Gallery

Ten simple steps to secure your smartphone

Posted on 7 Sep 2012 at 16:00

Davey Winder separates the reality of smartphone insecurity from the myths

We’ve become a mobile nation. The smartphone has revolutionised personal and corporate communication, with email on the move and social networking wherever we may be. The boundaries between consumer and business use have become so blurred that BYOD (Bring Your Own Device) has become the security buzzword of the year, and you’re as likely to hear talk of “apps” in the boardroom as the living room.

But it isn’t just new words that the smartphone revolution has introduced. It's also a new age of IT security risk. We’re long past the days of mobile security being little more than a sales gimmick for security vendors looking to push unnecessary products: so what are the real risks and what can you do to mitigate against them?

Myth busting

One of the big smartphone security myths that needs to be busted to bits before going any further is that of “my platform is safer than yours” – or, as it has somewhat erroneously been dubbed, the iPhone versus Android debate.

A walled garden doesn’t prevent SMS spam, handset theft, social engineering

"It’s misleading to focus on platform-specific guidance, because this isn’t a game of averages,” says BT’s global head of business continuity, security & governance, Jeff Schmidt. “You don’t accept countermeasures that ‘probably’ work – you enforce policy restrictions against known weaknesses."

This rule of thumb completely destroys the idea that iOS is the safest platform because of the App Store development walled garden; a walled garden doesn’t prevent SMS spam, handset theft, social engineering and so on. Deciding to opt for Apple over Android, or BlackBerry over them both, because it's “safer than the rest” is just creating a false sense of security that will soon come back to bite you. Yes, RIM has some of the best security controls, clearances and standards for smartphone use in the enterprise out there, but that still counts for little if you apply the Schmidt equation above.

The same goes for the argument that the platform with the greatest market share will be the most vulnerable to attack. The truth of the matter is that all platforms have their respective strengths and weaknesses, but ultimately, the weakest link in the smartphone security chain is the user. As Andrew Wild, CSO at Qualys, eloquently puts it, “the security of the smartphone is impacted more by the choices of the user than by the actual smartphone itself."

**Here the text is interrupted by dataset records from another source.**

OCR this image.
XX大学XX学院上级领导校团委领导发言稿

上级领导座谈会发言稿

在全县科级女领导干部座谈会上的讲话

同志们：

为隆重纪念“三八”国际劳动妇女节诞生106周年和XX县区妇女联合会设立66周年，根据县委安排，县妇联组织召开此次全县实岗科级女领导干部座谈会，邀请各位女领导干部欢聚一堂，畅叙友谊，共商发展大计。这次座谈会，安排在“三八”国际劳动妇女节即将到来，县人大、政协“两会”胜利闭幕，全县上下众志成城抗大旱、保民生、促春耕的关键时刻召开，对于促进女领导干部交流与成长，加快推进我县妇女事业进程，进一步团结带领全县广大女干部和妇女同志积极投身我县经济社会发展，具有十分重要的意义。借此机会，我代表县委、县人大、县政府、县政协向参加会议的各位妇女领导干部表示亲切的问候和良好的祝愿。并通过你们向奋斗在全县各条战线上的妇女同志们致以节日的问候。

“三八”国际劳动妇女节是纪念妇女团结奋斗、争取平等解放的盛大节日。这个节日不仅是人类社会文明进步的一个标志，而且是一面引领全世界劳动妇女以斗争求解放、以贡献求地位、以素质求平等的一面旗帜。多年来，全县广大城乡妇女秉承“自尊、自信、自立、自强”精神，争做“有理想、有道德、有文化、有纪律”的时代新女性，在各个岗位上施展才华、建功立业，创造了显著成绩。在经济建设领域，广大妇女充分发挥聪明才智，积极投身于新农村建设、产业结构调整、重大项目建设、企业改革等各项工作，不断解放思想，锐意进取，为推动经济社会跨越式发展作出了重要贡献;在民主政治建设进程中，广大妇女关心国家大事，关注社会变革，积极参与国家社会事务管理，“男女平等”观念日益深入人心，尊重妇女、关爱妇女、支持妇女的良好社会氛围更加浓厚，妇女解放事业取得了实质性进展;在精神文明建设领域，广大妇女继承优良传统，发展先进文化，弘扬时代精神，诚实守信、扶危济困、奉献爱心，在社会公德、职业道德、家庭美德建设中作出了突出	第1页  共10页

The main smartphone security threats

PC Pro asked a panel of mobile security experts to explain the most common smartphone security risks you should be looking out for. Not surprisingly, the same threats surfaced again and again.

1. SMS trojans

SMS trojans will often pose as a genuine application, which is why the threat also goes by the name of “rogue applications”; the catch-all of “mobile malware” probably best covers it. You’d have to have been in a coma for the last few years to believe such malware exists only in the research labs of the security vendors.

David Emm, senior security researcher at Kaspersky Lab, told us of one particular SMS trojan that was distributed on the Android platform. "Foncy was spread via a file-hosting website, advertised as a program for managing SMS messages. This trojan determines the country of the infected device from the SIM card: depending on the region, it selects an appropriate number to which it will silently send SMS messages subscribing to online services. It suppresses any incoming message confirming the subscription. On top of this functionality, however, subsequent versions of Foncy also came bundled with an IRC bot and a root exploit."

2. SMS spam

Probably the biggest growth area when it comes to smartphone risk is that of SMS spam. It’s often thought of as a vehicle for SMS trojan distribution, but is actually a much broader risk than just being a malware channel.

Gareth Maclachlan, co-founder of AdaptiveMobile, was formerly at GCHQ with responsibility for advising the government on new mobile threats. "These unsolicited messages,” he explains, “are designed to trick or coerce users into either unintentionally revealing their personal information, or clicking links that appear to be genuine but are in fact built with the sole purpose of defrauding users. Whether this is through a simple message suggesting you’re owed compensation from a recent accident or missed the delivery of a parcel, or a text message asking to give your bank a call, new SMS scams are being created on a daily basis to exploit users and generate income for the cybercriminals. This could be through the abuse of premium SMS or numbers, or simply by selling on users or the company’s personal information to third parties."